Es zeigt sich zum wiederholten Male, dass die Regierungskoalition planlos und ohne Ideen der demographischen Entwicklung im öffentlichen Dienst gegenübersteht. Ihre Prämisse, dass nur Maßnahmen ergriffen werden, die kosten- und stellenneutral sind, wird dazu führen, dass keines der anstehenden Probleme gelöst wird. Wegen der viel zu engen Einstellungskorridore angesichts einer überalterten Beamtenschaft wird es mittelfristig zu großen Schwierigkeiten kommen, die Funktionsfähigkeit der Bundesverwaltung zu sichern. Die Grundthese der Demographiestrategie der Bundesregierung für den öffentlichen Dienst ist die Notwendigkeit der Verankerung einer „Kultur des längeren Arbeitens“. Nun ist hinlänglich bekannt, dass im Beamtenbereich der reale Ruhestandseintritt häufig vor der Erreichung des Regelalters stattfindet. Grund dafür sind die aus den übergroßen Arbeitsbelastungen entstehenden physischen und psychischen Schädigungen.

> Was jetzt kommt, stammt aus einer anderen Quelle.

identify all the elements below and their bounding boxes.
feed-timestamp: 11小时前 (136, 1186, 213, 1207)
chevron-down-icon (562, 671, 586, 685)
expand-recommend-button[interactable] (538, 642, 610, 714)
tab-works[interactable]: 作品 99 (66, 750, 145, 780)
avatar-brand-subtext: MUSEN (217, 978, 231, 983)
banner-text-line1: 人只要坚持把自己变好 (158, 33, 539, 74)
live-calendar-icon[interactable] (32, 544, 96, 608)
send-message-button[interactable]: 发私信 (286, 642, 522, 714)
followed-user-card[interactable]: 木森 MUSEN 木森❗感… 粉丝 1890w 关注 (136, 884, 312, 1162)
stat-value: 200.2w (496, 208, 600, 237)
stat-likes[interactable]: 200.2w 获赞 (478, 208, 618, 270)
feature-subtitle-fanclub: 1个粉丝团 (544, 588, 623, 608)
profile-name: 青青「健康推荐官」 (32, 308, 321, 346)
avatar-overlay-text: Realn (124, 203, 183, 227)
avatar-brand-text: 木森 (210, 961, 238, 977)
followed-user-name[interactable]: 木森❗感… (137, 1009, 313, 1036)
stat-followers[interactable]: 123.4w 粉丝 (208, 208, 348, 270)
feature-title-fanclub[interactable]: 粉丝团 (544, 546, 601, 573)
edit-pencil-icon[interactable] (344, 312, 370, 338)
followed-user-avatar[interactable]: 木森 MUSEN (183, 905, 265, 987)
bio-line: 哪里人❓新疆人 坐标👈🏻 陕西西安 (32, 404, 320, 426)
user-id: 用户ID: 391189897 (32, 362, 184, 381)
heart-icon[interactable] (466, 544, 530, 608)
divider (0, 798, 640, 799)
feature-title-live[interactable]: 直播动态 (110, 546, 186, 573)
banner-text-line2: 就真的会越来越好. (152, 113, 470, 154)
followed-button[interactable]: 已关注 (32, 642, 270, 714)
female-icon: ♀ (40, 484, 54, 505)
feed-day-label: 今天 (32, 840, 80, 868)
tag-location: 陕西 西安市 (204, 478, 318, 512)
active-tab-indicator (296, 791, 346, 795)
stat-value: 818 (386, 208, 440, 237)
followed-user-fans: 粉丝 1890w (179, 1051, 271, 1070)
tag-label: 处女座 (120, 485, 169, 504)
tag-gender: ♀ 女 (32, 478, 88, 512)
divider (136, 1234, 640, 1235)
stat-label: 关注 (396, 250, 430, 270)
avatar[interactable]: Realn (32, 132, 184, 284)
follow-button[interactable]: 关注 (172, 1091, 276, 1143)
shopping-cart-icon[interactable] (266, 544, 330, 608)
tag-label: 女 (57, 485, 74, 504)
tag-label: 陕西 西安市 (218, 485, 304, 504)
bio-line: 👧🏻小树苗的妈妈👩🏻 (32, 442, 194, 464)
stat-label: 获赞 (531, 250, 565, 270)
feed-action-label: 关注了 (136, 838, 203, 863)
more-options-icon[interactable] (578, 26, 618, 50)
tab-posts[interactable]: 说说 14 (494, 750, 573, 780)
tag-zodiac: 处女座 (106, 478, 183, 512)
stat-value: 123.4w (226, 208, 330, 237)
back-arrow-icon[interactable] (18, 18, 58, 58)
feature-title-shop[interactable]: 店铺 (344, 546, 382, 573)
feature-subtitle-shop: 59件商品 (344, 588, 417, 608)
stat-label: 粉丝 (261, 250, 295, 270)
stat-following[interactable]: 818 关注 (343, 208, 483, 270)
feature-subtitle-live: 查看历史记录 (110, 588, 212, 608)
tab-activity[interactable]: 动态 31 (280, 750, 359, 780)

Doch die Belastungen werden nicht gesenkt. Anstatt die Arbeitsverdichtung zu bekämpfen, die Vereinbarkeit von Beruf und Familie zu fördern und eine aktive Gesundheitsvorsorge zu unterstützen, wird versucht, zum längeren Arbeiten zu animieren. Doch sollte eine Dienstzeitverlängerung nur als Ausnahme praktiziert werden. Immerhin ist eine Verlängerung der Dienstzeit zur Einarbeitung neuer Beamter nachvollziehbar.

Dass ältere Mitarbeiterinnen und Mitarbeiter regelmäßig länger arbeiten sollen, anstatt jüngere Beschäftigte einzustellen, erklärt sich nur aus haushälterischen Gründen und widerspricht einer nachhaltigen Personalpolitik. DIE LINKE fordert hingegen eine breite Ausbildungs- und Einstellungsoffensive!

Geehrte Kolleginnen und Kollegen,
mit dem vorliegenden Gesetzentwurf werden weder die Vereinbarkeit von Familie und Beruf befördert, noch ein Beitrag zur Entschärfung der Pflegeproblematik geliefert, noch die Attraktivität des öffentlichen Dienstes erhöht, noch die demografischen Probleme des öffentlichen Dienstes angegangen!